Stomach churning, I twisted in the seat and looked out the rear window as Mallory pulled away from the building. Worry chewed at my insides that I was seeing Joshua for the last time, and that the very last thing he would ever say or call me was “wolfling.”
Not Clover.
Not catnip.
Just wolfling, my place in his world pushed back to when I greeted him with hostility and he greeted me with indifference, if he greeted me at all.
Facing front, I caught Mallory watching in the rearview mirror.
“What the hell is going on?” I barked.
When he hesitated, my lip lifted in a snarl. “So help me, if you say someone else is going to tell me, I will make you turn this vehicle around just so I can kick Reeves’ ass.”
The old wolf’s eyes danced at the challenge.
“Seriously, he said you would fill me in. Unless you’ve got some roll up window that is sound proof, I have plenty of ways to make the next two hours miserable for you.”
#CarpoolKaraoke
Mallo
ry made a show of looking around for the kind of button or control that went with the window I had described. Finding nothing, he sighed and returned his full attention to the road ahead of us.
“The cat didn’t tell you about the waitress that was kidnapped?”
I felt my heart stop beating and drop into my stomach. Wrapping my hands around my middle, I shook my head. “From the Rolling Pin?”
“Yep. Take it you were there yesterday?”
“Yes,” I whispered. “Why aren’t we thinking this is some kind of crazy coincidence?”
“Cat saw one of those hyenas shift to human.”
“We both did. Is there footage of the kidnapper?”
“Kidnappers,” the old wolf corrected. “But only a description. Reeves says it matches up. Plus the cat got a bit rough with a busboy out back of the restaurant. Kid gave a fair description of your lover boy.”
I met Mallory’s speculative gaze in the mirror with a hostile glance of my own.
“Seems to me like Reeves didn’t give your big brother the whole story yesterday. Was that for his benefit or yours?”
I blinked, my culpability flashing hot across my cheeks. Jaws tightening, I turned to look out the side window. We were already coming up on the highway, the Rolling Pin in view. There were two cop cars in the parking lot and twice as many news vans.
“Looks like they got the state boys out,” Mallory said, his chin gesturing at the dark brown travel trailer emblazoned with the emblem for the Wisconsin Crime Lab Bureau. “Hope those hyenas didn’t leave any DNA at the scene.”
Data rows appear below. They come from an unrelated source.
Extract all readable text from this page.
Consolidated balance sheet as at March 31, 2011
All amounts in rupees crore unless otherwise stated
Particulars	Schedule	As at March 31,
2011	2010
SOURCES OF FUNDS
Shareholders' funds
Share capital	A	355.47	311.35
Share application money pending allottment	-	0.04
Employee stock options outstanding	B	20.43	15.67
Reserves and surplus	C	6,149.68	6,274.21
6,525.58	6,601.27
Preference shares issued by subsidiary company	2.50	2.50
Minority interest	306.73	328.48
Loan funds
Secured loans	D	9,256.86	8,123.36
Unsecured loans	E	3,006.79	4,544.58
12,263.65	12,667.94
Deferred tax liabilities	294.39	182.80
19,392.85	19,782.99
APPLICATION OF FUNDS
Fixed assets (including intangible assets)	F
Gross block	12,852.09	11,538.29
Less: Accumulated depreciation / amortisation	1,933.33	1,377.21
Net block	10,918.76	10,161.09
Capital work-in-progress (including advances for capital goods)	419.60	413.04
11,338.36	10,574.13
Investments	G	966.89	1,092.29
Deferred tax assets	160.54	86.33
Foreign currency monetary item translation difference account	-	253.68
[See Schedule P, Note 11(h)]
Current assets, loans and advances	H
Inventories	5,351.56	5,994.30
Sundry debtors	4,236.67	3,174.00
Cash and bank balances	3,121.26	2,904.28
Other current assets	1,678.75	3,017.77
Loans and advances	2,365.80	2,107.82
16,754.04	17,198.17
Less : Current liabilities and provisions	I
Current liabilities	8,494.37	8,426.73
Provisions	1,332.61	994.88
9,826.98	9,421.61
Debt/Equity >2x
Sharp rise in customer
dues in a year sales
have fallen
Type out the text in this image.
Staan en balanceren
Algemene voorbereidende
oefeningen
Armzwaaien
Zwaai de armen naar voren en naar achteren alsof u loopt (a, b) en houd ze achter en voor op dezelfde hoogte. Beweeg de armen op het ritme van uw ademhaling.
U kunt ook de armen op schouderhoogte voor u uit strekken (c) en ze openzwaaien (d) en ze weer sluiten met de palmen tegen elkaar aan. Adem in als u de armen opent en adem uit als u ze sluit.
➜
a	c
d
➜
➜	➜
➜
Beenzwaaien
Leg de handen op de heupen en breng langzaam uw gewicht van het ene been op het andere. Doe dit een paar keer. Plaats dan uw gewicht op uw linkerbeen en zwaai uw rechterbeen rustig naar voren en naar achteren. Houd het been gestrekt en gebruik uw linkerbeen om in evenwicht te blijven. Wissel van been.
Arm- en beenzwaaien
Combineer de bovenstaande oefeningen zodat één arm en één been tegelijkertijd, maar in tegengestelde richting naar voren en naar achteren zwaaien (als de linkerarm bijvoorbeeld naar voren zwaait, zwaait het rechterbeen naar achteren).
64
Struggling to breathe, I didn’t reply. Reaching across the seat, I grabbed my phone and held it to my chest, my brain too weighed down with worry to reach out to Paisley or Braeden.
Catching Mallory’s frequent glances at me, I tensed up. My grip on the phone tightening.
“Don’t worry, little wolf,” he chuckled. “Your heat doesn’t affect me.”
I said nothing, my incredulous gaze doing all the talking. As far as I knew, Mallory wasn’t like Clark. In fact, he was a bit of a dick towards Clark—like the young bear didn’t have a valid opinion on anything because of where his tastes ran.